Since hash codes are neither required nor could be be unique, the answer to your question is "yes", in the sense that both implementations produce non-unique hash codes. — Sergey Kalinichenko, Sep 29 '16 at 16:33
Any collisions with `Word.GetHashCode()` are still going to collide after multiplying by 7. Also the cast is pointless. — juharr, Sep 29 '16 at 16:34
Extending juharr's comment, if `World.GetHashCode()` produces 6 for worldA and worldB, then `World.GetHashCode() * 7` produces 42 for both worldA and worldB... — D. Ben Knoble, Sep 29 '16 at 16:37
What do you mean exactly? if you get two different unique results for two Words in the first you will get two different unique results from the second. Likewise if you get two identical results from two Words in the first then the second will also produce two identical results. This seems somewhat obvious from looking at the code though so it feels like there is something more to you question than this that I think could do with being elaborated on. — Chris, Sep 29 '16 at 16:42
@Chris It's pretty trivial to prove that identical results will stay identical. It's slighly less trivial to prove whether or not different results have an increased chance of collision with the second approach (if you also make the operation `unchecked`). See Das' answer for details. — Servy, Sep 29 '16 at 17:01
@Servy: True I guess. I have a maths degree so I forget that what is obvious for me may not be obvious for others. :) — Chris, Sep 29 '16 at 19:02
@Chris No, you said it's obvious that equal results will stay equal. That's not the hard part. The hard part is determining if different values stay different. It's actually a non-trivial proof. — Servy, Sep 29 '16 at 20:11

Sergey Kalinichenko · Answer 1 · 2016-09-29T17:04:23.780

It is clear that any collisions in the Word.GetHashCode() implementation would result in a collision in (int) Word.GetHashCode() * 7 implementation, because multiplying identical numbers produce identical results.
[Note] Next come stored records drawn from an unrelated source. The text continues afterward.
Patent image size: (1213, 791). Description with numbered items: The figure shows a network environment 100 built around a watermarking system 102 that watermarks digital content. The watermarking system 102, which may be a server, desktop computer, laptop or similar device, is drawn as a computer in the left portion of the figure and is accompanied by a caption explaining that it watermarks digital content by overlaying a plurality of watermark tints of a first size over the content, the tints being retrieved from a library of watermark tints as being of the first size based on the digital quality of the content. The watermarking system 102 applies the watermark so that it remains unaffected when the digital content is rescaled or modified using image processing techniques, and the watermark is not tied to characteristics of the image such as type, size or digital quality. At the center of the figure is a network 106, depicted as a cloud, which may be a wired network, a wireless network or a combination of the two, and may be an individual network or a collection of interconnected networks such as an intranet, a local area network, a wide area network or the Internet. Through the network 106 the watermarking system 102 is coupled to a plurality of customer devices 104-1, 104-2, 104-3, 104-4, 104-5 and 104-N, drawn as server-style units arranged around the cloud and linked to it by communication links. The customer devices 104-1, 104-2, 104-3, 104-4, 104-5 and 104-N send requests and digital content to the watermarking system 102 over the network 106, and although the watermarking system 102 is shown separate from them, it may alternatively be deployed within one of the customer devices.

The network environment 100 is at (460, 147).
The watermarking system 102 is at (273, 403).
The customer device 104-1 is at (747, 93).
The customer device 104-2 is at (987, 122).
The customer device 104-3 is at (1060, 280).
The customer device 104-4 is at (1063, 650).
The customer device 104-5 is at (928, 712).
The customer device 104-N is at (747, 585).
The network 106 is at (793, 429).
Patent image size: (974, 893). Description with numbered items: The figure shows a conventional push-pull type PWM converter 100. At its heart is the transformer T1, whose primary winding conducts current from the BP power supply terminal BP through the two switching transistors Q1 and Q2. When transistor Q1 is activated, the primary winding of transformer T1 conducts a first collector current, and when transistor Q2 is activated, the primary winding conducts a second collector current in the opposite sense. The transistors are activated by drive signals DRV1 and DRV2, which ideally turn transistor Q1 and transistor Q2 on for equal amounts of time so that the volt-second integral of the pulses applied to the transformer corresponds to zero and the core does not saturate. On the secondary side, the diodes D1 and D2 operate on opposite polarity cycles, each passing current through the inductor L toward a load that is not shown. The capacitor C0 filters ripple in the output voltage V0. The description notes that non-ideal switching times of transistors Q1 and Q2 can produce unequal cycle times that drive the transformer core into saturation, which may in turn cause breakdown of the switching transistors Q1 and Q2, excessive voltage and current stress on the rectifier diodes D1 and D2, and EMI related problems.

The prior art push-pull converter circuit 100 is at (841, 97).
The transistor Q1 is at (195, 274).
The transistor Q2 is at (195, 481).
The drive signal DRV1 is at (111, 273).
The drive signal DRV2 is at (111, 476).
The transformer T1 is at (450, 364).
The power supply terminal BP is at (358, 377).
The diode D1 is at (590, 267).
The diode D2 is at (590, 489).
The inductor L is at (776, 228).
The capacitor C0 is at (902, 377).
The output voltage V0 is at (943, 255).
A more interesting question is if non-colliding hash codes from the first implementation would result in collisions within the second implementation. It turns out that the answer is "no", because the range of int and 7 are mutually prime numbers. Hence, multiplication produces a unique mapping after dropping the overflow.

You can run a small test with two-byte hash codes to see what happens:

const int Max = 1<<16;
var count = new int[Max];
for (int i = 0 ; i != Max ; i++) {
    count[(i * 7) & (Max-1)]++;
}
var notOne = 0;
for (int i = 0 ; i != Max ; i++) {
    if (count[i] != 1) {
        notOne++;
    }
}
Console.WriteLine("Count of duplicate mappings found: {0}", notOne);

This program maps i, the hash code value, to 7 * i modulo 2¹⁶, and verifies that each number from the range is produced exactly once.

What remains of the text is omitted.